The next step is verifying the certificate itself.

    private void verifyCertificateChain(X509CertificateHolder certificateHolder, Store<X509CertificateHolder> intermediateCertificates) {
        log.debug("Verifying certificate chain for: {}", certificateHolder.getSubject());
        try {
            var selector = new X509CertSelector();
            selector.setCertificate(createCertificate(certificateHolder));

            Set<TrustAnchor> trustAnchors = new HashSet<>();
            Iterator<String> aliasIterator = this.store.aliases().asIterator();
            log.debug("Adding trust anchors");
            while (aliasIterator.hasNext()) {
                trustAnchors.add(new TrustAnchor((X509Certificate) this.store.getCertificate(aliasIterator.next()), null));
            }
            var pkixParams = new PKIXBuilderParameters(trustAnchors, selector);
        
            log.debug("Adding trust intermediates");
            var intermediateCertStore = CertStore.getInstance("Collection",
                    new CollectionCertStoreParameters(intermediateCertificates.getMatches(null)), "BC");
            pkixParams.addCertStore(intermediateCertStore);

            var builder = CertPathBuilder.getInstance("PKIX", "BC");
            log.debug("Verifying chain");
            builder.build(pkixParams);
            log.info("Verified certificate chain");

        } catch (Exception e) {
            throw new ConfigurationException("Unable to verify the certificate chain", e);
        }

    }

The above code verifies the certificates against known / approved certificates. First a trust anchor is created. This is done by retrieving all certificates from a keystore and adding them to a list of trusted certificates. These are combined in the PKIXBuilder params. Because it is possible that the certificate that has been used is part of a chain of certificates, we will add the complete certificate chain that we found in the signature. This means that a certificate is valid as long as one or more certificates in that chain are trusted.
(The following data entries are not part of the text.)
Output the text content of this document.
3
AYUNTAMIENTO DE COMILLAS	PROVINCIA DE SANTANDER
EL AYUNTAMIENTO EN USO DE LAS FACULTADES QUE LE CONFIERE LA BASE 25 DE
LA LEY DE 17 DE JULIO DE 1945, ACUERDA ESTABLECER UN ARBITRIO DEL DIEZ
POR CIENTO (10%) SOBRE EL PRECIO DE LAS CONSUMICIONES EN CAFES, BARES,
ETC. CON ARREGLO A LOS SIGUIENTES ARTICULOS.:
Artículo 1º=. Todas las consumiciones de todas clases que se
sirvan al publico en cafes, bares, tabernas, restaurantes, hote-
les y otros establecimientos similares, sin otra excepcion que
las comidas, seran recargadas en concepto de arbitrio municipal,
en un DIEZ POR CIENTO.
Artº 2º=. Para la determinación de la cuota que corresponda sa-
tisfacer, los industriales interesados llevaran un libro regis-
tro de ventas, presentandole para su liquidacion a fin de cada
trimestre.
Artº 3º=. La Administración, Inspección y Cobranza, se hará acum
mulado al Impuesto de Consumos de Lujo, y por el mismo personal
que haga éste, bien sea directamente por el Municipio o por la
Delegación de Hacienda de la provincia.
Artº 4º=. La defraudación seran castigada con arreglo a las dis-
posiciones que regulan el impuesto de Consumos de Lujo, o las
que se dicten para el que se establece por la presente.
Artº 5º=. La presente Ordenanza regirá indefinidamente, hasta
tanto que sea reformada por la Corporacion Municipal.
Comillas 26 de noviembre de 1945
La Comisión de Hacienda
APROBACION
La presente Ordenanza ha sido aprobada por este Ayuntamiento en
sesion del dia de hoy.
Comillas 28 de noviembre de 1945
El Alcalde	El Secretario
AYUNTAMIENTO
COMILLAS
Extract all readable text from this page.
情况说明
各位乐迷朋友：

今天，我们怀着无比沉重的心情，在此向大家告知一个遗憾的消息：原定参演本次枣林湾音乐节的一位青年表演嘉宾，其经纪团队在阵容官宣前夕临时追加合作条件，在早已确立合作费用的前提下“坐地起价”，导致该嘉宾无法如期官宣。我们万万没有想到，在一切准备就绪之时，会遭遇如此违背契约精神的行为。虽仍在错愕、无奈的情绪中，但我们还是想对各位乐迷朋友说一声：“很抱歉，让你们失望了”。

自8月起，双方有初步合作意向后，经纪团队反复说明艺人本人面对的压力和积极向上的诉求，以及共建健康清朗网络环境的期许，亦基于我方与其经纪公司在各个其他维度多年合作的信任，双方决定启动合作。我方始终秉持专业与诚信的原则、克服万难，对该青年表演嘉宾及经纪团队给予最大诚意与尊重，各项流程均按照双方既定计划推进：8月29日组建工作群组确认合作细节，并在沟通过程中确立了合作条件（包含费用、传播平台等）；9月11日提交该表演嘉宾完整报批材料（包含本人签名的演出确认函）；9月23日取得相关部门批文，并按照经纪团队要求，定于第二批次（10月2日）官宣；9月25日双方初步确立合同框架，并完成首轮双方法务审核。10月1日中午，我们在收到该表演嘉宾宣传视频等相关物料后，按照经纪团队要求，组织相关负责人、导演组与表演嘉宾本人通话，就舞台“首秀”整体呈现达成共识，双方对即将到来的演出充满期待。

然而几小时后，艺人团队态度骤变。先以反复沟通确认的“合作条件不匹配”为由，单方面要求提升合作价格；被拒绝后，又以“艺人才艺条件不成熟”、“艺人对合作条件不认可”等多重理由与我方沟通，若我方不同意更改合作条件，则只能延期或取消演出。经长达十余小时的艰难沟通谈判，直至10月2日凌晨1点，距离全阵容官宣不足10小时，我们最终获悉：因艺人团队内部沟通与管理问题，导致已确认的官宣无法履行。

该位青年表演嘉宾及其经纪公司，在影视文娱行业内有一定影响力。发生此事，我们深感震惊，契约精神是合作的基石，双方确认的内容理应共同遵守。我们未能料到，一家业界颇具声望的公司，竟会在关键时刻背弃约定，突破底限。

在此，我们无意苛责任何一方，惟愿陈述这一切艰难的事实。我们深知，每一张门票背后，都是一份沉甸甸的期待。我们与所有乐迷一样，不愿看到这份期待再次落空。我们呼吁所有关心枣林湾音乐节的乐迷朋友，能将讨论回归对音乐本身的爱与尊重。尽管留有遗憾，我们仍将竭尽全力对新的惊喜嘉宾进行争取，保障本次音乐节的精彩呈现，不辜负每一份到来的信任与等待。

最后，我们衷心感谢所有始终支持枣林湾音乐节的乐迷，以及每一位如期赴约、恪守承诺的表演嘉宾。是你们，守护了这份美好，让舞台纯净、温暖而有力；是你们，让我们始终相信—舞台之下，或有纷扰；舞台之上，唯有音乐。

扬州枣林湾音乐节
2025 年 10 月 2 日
The next step is to add the intermediate store to the params. Once we have all three, we can verify the actual chain, to be absolutely sure everything is in order!

Conclusion

CMS Signatures are a very powerful tool when it comes to adding an extra layer of security in your chain. It is independent of communication protocol and as long as the message is received by a party you can verify the source of the information and whether or not it has been changed. It will take some setting up, however once it is in place and it works you have added an extra layer in your Zero Trust framework.